The song I mentioned earlier that featured Lecrae was called “2 Human” off of Json’s Growing Pains album. This song introduced to me, and many others I hope, an idea that was taken for granted and ignored too often. It was the idea that these artists we listen to were actually human beings. But not just humans – individuals with individual sins, faults, and failures. This song, while unfortunately underrated, was pivotal in how I viewed these people and the music I was listening to. For years, I have forgotten this or even disregarded it. It was when the last five songs of All Things Work Together played, that it came back to me. These people make this music for themselves, in hopes that someone else can also relate to it. While I may not always be able to relate to where Lecrae is anymore, I understand and respect that he is still speaking his heart into his music.

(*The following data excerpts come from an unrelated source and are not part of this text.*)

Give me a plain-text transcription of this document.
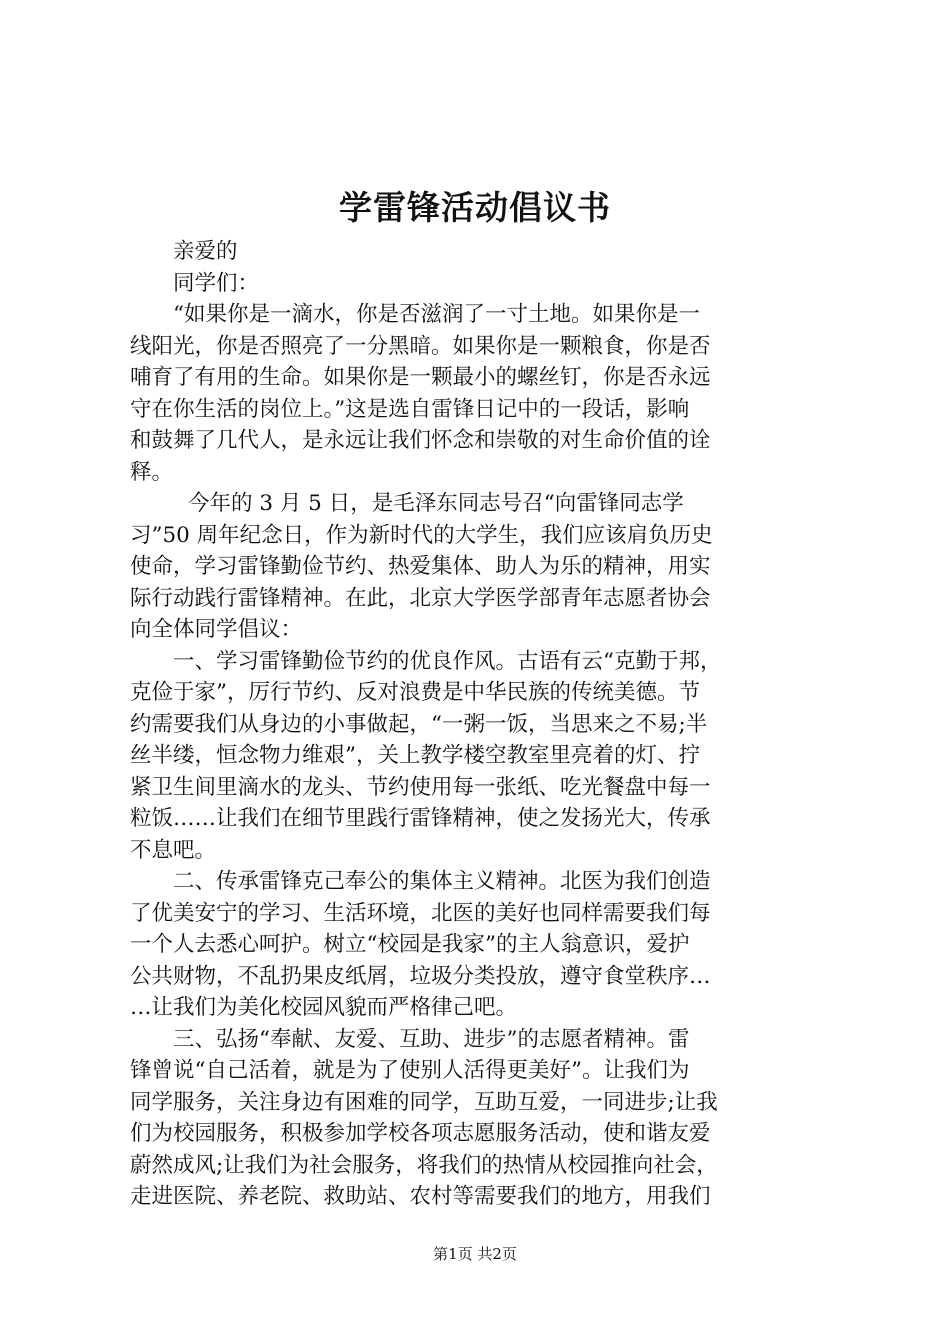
学雷锋活动倡议书
亲爱的
同学们：
“如果你是一滴水，你是否滋润了一寸土地。如果你是一
线阳光，你是否照亮了一分黑暗。如果你是一颗粮食，你是否
哺育了有用的生命。如果你是一颗最小的螺丝钉，你是否永远
守在你生活的岗位上。”这是选自雷锋日记中的一段话，影响
和鼓舞了几代人，是永远让我们怀念和崇敬的对生命价值的诠
释。
今年的 3 月 5 日，是毛泽东同志号召“向雷锋同志学
习”50 周年纪念日，作为新时代的大学生，我们应该肩负历史
使命，学习雷锋勤俭节约、热爱集体、助人为乐的精神，用实
际行动践行雷锋精神。在此，北京大学医学部青年志愿者协会
向全体同学倡议：
一、学习雷锋勤俭节约的优良作风。古语有云“克勤于邦，
克俭于家”，厉行节约、反对浪费是中华民族的传统美德。节
约需要我们从身边的小事做起，“一粥一饭，当思来之不易;半
丝半缕，恒念物力维艰”，关上教学楼空教室里亮着的灯、拧
紧卫生间里滴水的龙头、节约使用每一张纸、吃光餐盘中每一
粒饭……让我们在细节里践行雷锋精神，使之发扬光大，传承
不息吧。
二、传承雷锋克己奉公的集体主义精神。北医为我们创造
了优美安宁的学习、生活环境，北医的美好也同样需要我们每
一个人去悉心呵护。树立“校园是我家”的主人翁意识，爱护
公共财物，不乱扔果皮纸屑，垃圾分类投放，遵守食堂秩序…
…让我们为美化校园风貌而严格律己吧。
三、弘扬“奉献、友爱、互助、进步”的志愿者精神。雷
锋曾说“自己活着，就是为了使别人活得更美好”。让我们为
同学服务，关注身边有困难的同学，互助互爱，一同进步;让我
们为校园服务，积极参加学校各项志愿服务活动，使和谐友爱
蔚然成风;让我们为社会服务，将我们的热情从校园推向社会，
走进医院、养老院、救助站、农村等需要我们的地方，用我们
第1页 共2页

When looking at the sales reports for both Lecrae’s new album and NF’s new album, Perception, it is clear that the Christian Hip-Hop culture is shifting toward music like NF’s. We will likely come to the point when we wish NF would make another Therapy Session like we wish Lecrae would make another Rebel . These artists, these real people, will make the music they feel led to make and as long as they do that, it will be real. For years, I’ve held to the idea that if I were to ever meet Lecrae, all I feel that I could say is simply to thank him for allowing God to use him as He did at that point in his life. I would also encourage him to continue to do that again now as God leads, not as society does. These years of following this culture have shaped who I am as a man and I have watched these men and women face incredible trials. Just being able to watch them change and grow has been what really left the greatest impact on me, not the music. Because of that, whether you always love it or not, I encourage you to support it and learn from them as best you can.